Healthcare organizations experience constant tension between two priorities: improving patient care, and controlling costs. To find the proper balance and focus on both of these priorities, healthcare organizations have to focus on providing positive experiences, managing resources, and innovating technology.
At the same time, a myriad cyber-related threats plague healthcare organizations, with few of greater concern than ransomware. For a healthcare organization, the ramifications of a cyberattack expand beyond financial harm. Cyber-attacks have the potential to inhibit the organization's ability to provide care. These attacks also have regulatory compliance, and legal impact as they may constitute a breach under HIPAA or result in medical malpractice. This may result in additional audits, fines, and other burdens on the organization.
In 2020, at least 92 US healthcare organizations suffered ransomware attacks, resulting in an average ransom demand of $169,446 and netting cybercriminals an estimated $15.6 million in ransoms demanded from the US healthcare sector.
Understanding Why Health Systems Are An Attractive Target for Ransomware
Cybercriminals often focus their attacks on the most vulnerable targets, and unfortunately health systems tend to be high on that list. Since the introduction of the Meaningful Use program by the Center for Medicare & Medicaid Services (CMS) in 2011, the adoption of Electronic Health Record (EHR) solutions by hospitals had increased to more than 94% by 2014. Digital transformation in health systems accelerated even further over the pandemic. However, rapid change sometimes creates conflicting priorities leading to divergent and fragmented technologies within a single health system. This makes it easier for attackers to focus their attention and attacks. Additionally, a lot of healthcare platforms have focused on data portability and interoperability which has meant that security was not necessarily a top priority. All of these factors make healthcare an appealing target, and when you consider that health systems are likely to succumb to ransom-based attacks to protect data, it just encourages the attackers even more.
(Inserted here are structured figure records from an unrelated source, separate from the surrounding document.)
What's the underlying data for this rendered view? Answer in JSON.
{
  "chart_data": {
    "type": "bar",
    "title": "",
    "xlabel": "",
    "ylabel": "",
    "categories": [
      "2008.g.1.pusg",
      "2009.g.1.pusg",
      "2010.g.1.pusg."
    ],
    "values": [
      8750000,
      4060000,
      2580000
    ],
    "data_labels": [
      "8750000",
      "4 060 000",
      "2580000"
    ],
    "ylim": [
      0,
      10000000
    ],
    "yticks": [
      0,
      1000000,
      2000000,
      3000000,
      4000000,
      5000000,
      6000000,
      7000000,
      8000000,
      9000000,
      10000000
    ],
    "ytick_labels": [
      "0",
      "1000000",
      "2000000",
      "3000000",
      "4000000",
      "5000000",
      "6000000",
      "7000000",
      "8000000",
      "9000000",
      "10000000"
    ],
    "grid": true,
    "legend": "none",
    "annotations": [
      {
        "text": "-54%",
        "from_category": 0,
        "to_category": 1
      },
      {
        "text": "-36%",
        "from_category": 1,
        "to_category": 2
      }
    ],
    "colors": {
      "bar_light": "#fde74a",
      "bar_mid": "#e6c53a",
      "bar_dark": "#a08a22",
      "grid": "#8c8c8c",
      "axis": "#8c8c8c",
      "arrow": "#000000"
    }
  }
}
These issues are further punctuated by a vulnerability profile similar to ransomware victims in other industries, including:
- Lack of sufficient incident response planning and testing of incident response capabilities
- Lack of sufficient backups, including the security of backups to ensure the systems managing backup data are not also victim to ransomware
- Poor network segmentation and logical access management, resulting in the easy spread of malware across IT networks.
- Poor security patching practices, resulting in systems vulnerable to pre-built, easy to deploy malware that can easily take over the system
- Insufficient anti-malware and anti-spam solutions, and poor configuration management (e.g., no prevention of MS Office Macros, presence of insecure services or features)
- Poor perimeter defenses include web filtering and internet access controls
- Use of legacy and out of support systems and a failure to isolate these on networks where they are a necessity
Finding the Key Points of Entry for Ransomware into Health Systems
Ransomware typically finds its way into healthcare systems one of three ways:
- Malicious websites that silently initiate an infection (e.g., malvertisement, drive-by downloads)
- Phishing emails containing malicious attachments which execute malware when opened
- Phishing emails containing malicious email links to sites containing the malware
Mitigating the Risk of Ransomware Infections
While there is no single solution to secure an organization against ransomware, healthcare providers can implement a combination of tools and best practices to better secure their systems and decrease the likelihood of a successful attack. Leadership teams as well as network managers leading security and technology teams within the healthcare system should be asking (or answering!) these five questions:
1. How are we securing our end users?
User traffic should be filtered through a DNS-based content filter to minimize exposure to malicious domains and websites not appropriate for use at work. A next-generation AV solution should be implemented, and anti-spam/phishing solutions should be integrated into the corporate email solution. Systems should be configured to prevent common types of attacks from taking place (e.g., disable macros in Office files, disable Powershell, prohibit applications from running outside of predefined directories).
2. Do we have an incident response and BCP/DR plan and is it tested regularly?
A plan should be in place to back up critical data and infrastructure. Backups should be separate from all other IT systems. Access to backups should be tightly controlled and encrypted. Live backup testing should be documented to prove that IT can recover all critical systems within a business-defined recovery time objective.
3. Are our IT networks truly segmented?
Separate subnets or virtual LANs are not enough. Traffic flows between networks must be restricted. Malware originating on an end-user system should not be able to navigate to sensitive infrastructure.
4. What is our organization’s security patching cadence?
The easiest way for malware to spread is to identify out-of-patch systems with known vulnerabilities that have out-of-the-box exploits available. In these scenarios, even attacks of low sophistication can be successful. Systems must be kept up to date. If the use of out-of-service, or legacy systems is a necessity, they should be firewalled appropriately to mitigate risk.
5. How are we training our workforce?
Are users trained on spotting suspicious emails, and not to click on links or open attachments from emails? Are users aware of how to report malicious activity? Are users made aware of acceptable use policies, why they exist, and the ramifications for not adhering to them? Do patients understand what is at risk?
No health system should have to decide between improving patient care or covering the high cost of an unexpected ransomware attack. Examine the health and wellness of your IT infrastructure—just like a patient—to prevent long-term issues down the line.